Calbindin-D28k deficiency mediates tau-driven hippocampal hyperexcitement and cognitive impairment

Background: Medial temporal lobe hyperexcitation or seizures originating from the hippocampus are frequently observed in Alzheimer's disease (AD) patients, contributing to accelerated cognitive decline. As the hippocampus is an early vulnerable area of tau pathology, the mechanisms by which abnormal tau aggregation promotes temporal lobe epilepsy (TLE) remain poorly understood. Methods: We investigated the role of AD-like hippocampal tau aggregation in neuronal hyperexcitation using transgenic (Tg) tau-driven mice. Effects of tau aggregation on intracellular calcium dynamics were assessed by calcium imaging. Neuronal/network hyperexcitability and seizure susceptibility were evaluated through patch-clamp electrophysiology, 18F-FDG PET/CT, and optogenetic induction. A tetracycline-controlled (Tet-on) system in Tg hTau368 mice enabled spatiotemporal induction of tau pathology to investigate its interactions with calbindin-D28k (CB) and synaptic proteins. Adeno-associated virus (AAV)-mediated CB supplementation in hippocampal CA1 and dentate gyrus (DG) excitatory neurons was performed to correct hyperexcitability and cognitive deficits.

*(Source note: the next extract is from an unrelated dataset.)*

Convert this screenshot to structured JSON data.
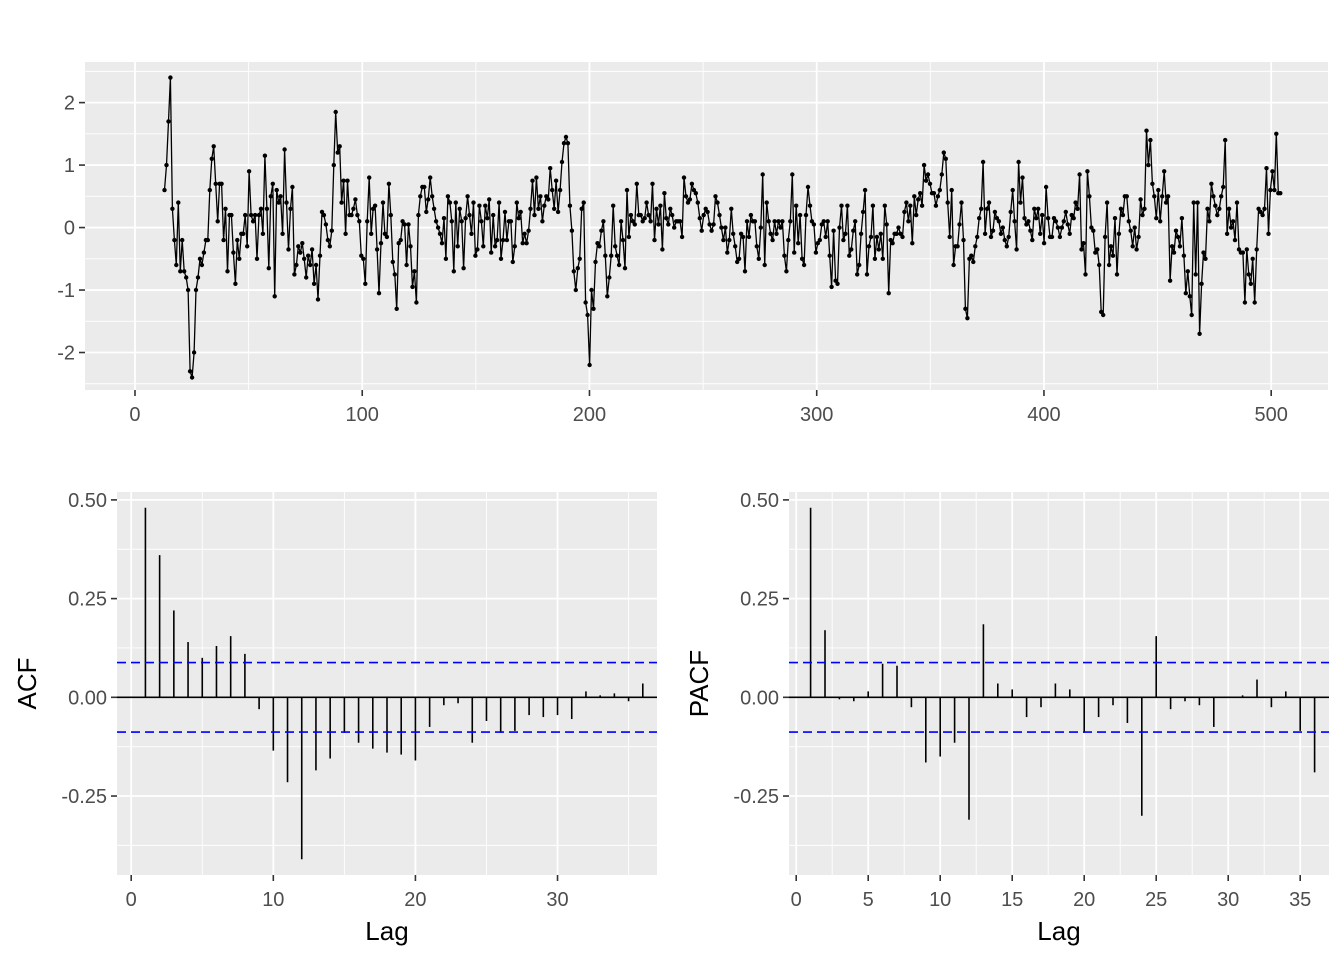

Finally, the relationship between CB and disease progress was analyzed using an AD public database. Results: Tau accumulation in the hippocampal CA1/DG CaMKII-positive excitatory neurons reduced CB expression with disruption of calcium homeostasis. This dysregulation increased neuronal excitability, diminished synaptic protein levels, and increased seizure susceptibility and cognitive impairment. AAV-driven CB restoration in CA1/DG neurons attenuated both hyperexcitability and cognitive deficits. In the brains of AD patients, reduced CB expression was associated with cognitive deterioration and advanced disease stages. Conclusions: Tau aggregation drives calcium dysregulation and hippocampal neuronal hyperexcitation through reducing CB expression. These results establish a potential mechanistic link between tauopathy and TLE pathogenesis in AD, providing evidence for CB as a promising therapeutic target for mitigating seizure risk and related cognitive decline in AD.